One piece of advice, specifically for the parents? Don’t make it harder.
“We need parents to support their sons and daughters and not make it harder for them. We want them to embrace the adversity they’re going to have throughout the year, but block out all the noise, block out the distractions, things that don’t matter. If they can help their kids focus on being a good teammate, embracing the adversity that’s going to happen, and just choosing excellence on a daily basis, they’re going to grow, they’re going to become better hockey players, and they’re going to have a good experience and have an opportunity to make our team.”
In the end, it’s all going to work itself out.
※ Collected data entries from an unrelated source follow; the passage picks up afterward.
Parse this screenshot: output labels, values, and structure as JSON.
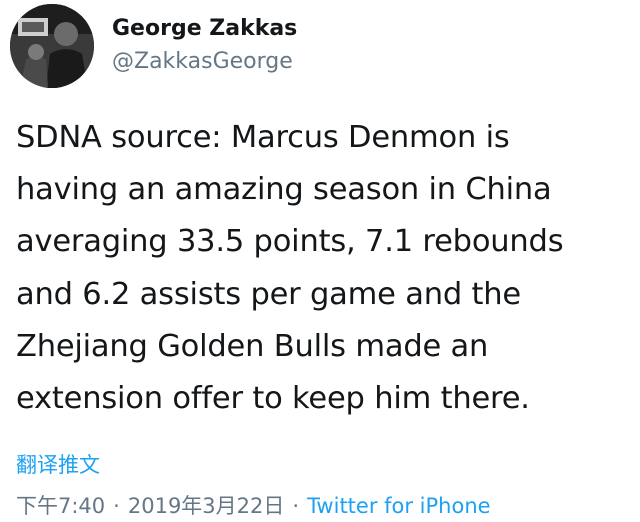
{
  "user": {
    "display_name": "George Zakkas",
    "handle": "@ZakkasGeorge"
  },
  "tweet": {
    "lines": [
      "SDNA source: Marcus Denmon is",
      "having an amazing season in China",
      "averaging 33.5 points, 7.1 rebounds",
      "and 6.2 assists per game and the",
      "Zhejiang Golden Bulls made an",
      "extension offer to keep him there."
    ],
    "translate_label": "翻译推文",
    "time": "下午7:40",
    "separator": "·",
    "date": "2019年3月22日",
    "source": "Twitter for iPhone"
  },
  "colors": {
    "link": "#1da1f2",
    "secondary": "#657786",
    "text": "#14171a"
  }
}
“We often talk about how the player pool changes drastically. Seth Appert talked the other day about Joel Farabee and Logan Cooley. A few months before the NTDP tryout, they weren’t named to the Youth Olympic roster. Parents could have went crazy, and you know what? We didn’t get a call. They just believed in the process, trusted the process. Joel Farabee got called up at the end of his first year and ended up helping the ’99 team win a World Championship. Logan Cooley wasn’t on the Youth Olympic team, and we can argue where he was at when he came in here, but they both ended up being the best player in their birth year at the end of the two years.
“One thing we always say is that the path isn’t going to define the player, that player is going to define their path with their work ethic, their talent, their character, their decisions on a daily basis – that’s going to determine their path.”